Kasus korupsi yang menyeret kepala daerah ini memicu perhatian luas dari publik. Pakar hukum pidana, Taufik Hidayat, ikut memberikan pandangannya mengenai proses penegakan hukum yang sedang berjalan di bumi lancang kuning ini.

"Tuntutan 8,5 tahun penjara ini sudah sangat tepat dan mencerminkan ketegasan hukum terhadap kepala daerah yang menyalahgunakan wewenang melalui intimidasi struktural kepada bawahannya demi keuntungan pribadi," kata Taufik Hidayat saat menanggapi tuntutan sidang.

Kronologi Doktrin 'Matahari Hanya Satu' dan Setoran Paksa

Duduk perkara kasus pemerasan ini berawal dari kerja sama Abdul Wahid bersama mantan Kepala Dinas PUPR-PKPP Riau M. Arief Setiawan, Tenaga Ahli Gubernur Dani M. Nursalam, serta ajudan gubernur bernama Marjani.
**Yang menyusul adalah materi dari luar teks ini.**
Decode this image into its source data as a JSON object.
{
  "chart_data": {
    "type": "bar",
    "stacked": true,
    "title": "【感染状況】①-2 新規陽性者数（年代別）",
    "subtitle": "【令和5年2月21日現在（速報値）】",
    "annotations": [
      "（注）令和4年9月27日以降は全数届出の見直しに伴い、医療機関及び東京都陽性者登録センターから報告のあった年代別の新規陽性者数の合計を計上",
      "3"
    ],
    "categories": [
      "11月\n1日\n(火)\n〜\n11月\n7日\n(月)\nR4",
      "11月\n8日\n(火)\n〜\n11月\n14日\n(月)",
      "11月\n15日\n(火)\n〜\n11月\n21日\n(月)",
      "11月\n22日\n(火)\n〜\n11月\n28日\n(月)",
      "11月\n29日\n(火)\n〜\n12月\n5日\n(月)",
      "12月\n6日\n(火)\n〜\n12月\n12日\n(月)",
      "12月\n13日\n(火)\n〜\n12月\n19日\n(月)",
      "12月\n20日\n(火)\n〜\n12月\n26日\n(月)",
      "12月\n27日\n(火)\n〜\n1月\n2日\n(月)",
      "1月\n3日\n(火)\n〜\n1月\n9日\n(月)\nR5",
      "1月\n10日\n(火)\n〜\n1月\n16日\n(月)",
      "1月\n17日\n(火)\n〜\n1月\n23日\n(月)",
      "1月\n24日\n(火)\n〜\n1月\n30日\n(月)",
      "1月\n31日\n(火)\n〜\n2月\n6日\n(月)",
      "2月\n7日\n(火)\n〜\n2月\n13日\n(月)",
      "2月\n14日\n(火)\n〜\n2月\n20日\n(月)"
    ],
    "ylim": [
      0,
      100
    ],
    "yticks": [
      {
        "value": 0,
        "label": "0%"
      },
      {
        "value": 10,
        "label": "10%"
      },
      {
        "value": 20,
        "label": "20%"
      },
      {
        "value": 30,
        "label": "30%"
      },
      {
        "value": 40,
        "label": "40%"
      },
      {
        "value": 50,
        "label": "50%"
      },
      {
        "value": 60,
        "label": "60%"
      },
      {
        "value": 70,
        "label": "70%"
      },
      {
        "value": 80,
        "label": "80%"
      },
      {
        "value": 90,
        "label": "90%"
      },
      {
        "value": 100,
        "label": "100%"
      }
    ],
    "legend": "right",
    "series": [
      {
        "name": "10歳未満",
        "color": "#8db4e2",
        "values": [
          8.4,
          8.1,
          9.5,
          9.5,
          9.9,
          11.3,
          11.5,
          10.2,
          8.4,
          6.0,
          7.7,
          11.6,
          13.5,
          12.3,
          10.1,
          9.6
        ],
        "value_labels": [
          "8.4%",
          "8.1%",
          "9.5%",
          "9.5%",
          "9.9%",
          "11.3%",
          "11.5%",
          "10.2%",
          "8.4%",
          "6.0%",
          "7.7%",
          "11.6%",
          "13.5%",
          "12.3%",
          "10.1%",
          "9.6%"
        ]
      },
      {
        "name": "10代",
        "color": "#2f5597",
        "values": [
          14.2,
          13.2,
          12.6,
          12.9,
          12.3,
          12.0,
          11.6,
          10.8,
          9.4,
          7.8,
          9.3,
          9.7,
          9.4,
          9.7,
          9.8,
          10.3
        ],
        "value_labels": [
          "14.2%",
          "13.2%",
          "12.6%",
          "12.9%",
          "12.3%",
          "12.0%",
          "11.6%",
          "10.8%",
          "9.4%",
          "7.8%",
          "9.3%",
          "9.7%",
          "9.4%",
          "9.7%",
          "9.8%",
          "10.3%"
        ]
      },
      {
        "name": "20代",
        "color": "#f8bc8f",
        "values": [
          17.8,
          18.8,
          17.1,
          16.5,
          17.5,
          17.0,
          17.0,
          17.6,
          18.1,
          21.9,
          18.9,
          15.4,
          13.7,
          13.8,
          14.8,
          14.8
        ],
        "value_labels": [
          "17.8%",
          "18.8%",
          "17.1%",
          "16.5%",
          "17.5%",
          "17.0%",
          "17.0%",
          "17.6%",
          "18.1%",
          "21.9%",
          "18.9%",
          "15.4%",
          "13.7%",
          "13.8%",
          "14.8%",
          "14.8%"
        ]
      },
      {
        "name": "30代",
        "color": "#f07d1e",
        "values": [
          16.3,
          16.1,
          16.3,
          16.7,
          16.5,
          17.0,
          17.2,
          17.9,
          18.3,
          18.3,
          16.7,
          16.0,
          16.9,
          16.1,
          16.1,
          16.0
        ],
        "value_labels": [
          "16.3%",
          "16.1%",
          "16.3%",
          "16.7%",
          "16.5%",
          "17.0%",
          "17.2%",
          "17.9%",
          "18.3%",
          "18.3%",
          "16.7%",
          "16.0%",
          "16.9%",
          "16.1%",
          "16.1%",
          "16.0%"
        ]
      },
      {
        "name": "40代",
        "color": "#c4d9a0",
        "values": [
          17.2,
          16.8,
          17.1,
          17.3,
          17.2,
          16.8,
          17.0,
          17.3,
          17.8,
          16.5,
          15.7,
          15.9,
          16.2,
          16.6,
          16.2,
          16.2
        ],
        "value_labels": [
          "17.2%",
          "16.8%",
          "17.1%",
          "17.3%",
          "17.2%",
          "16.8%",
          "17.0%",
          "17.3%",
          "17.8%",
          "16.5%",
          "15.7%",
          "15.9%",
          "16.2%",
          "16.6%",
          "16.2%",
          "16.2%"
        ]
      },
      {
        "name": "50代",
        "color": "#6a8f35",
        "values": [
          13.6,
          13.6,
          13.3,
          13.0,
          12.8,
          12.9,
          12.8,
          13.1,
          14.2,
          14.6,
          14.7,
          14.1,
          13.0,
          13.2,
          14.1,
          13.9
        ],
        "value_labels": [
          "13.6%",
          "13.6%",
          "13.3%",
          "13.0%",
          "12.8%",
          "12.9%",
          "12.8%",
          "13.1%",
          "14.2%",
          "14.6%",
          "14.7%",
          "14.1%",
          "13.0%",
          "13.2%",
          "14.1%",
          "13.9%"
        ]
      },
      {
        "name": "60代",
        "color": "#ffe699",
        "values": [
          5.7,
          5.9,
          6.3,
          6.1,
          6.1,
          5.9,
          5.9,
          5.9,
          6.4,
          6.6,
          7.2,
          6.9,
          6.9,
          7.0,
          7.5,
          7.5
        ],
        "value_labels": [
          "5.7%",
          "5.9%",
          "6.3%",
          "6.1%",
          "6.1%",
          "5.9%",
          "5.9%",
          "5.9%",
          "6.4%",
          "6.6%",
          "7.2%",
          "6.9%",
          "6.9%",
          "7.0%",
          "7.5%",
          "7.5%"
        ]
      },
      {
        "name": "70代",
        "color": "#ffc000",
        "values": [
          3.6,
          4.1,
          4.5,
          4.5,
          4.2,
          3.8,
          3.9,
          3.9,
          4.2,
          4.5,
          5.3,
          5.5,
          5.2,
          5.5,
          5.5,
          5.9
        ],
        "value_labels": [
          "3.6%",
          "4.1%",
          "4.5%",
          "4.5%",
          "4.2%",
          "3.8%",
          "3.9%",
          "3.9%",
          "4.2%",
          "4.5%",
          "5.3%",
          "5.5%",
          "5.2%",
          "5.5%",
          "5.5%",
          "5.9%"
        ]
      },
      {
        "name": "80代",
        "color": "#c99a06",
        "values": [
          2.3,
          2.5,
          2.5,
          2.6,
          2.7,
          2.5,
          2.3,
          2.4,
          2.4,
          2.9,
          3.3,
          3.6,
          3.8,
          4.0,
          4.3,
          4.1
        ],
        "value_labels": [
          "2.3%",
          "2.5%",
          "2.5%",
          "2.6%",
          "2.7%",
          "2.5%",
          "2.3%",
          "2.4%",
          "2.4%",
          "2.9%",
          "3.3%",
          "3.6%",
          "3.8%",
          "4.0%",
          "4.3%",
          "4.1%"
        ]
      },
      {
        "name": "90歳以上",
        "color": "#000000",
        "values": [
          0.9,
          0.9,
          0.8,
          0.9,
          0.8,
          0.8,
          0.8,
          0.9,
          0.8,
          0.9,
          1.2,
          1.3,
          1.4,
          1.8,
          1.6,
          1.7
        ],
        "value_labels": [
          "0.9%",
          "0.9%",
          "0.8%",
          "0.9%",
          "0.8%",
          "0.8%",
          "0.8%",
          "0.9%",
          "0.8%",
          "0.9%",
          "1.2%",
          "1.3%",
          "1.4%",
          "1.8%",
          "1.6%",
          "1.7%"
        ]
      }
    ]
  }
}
Mereka secara bersama-sama memaksa para Kepala UPT Jalan dan Jembatan di wilayah Riau untuk menyetorkan sejumlah uang secara bertahap.

Aksi kriminal ini berlangsung dari April hingga November 2025 di beberapa lokasi sekitar Kota Pekanbaru, termasuk di dalam rumah dinas gubernur, kantor kedinasan, hingga kediaman pribadi para pelaku.

Praktik culas ini bermula saat Abdul Wahid mengumpulkan bawahannya dalam sebuah rapat di rumah dinas gubernur pada 7 April 2025. Dalam pertemuan itu, Abdul Wahid melontarkan doktrin kekuasaan dengan kalimat "matahari hanya satu". Ia meminta kepatuhan total dari seluruh pejabat disertai ancaman mutasi jabatan bagi siapa saja yang berani membangkang perintah pimpinan.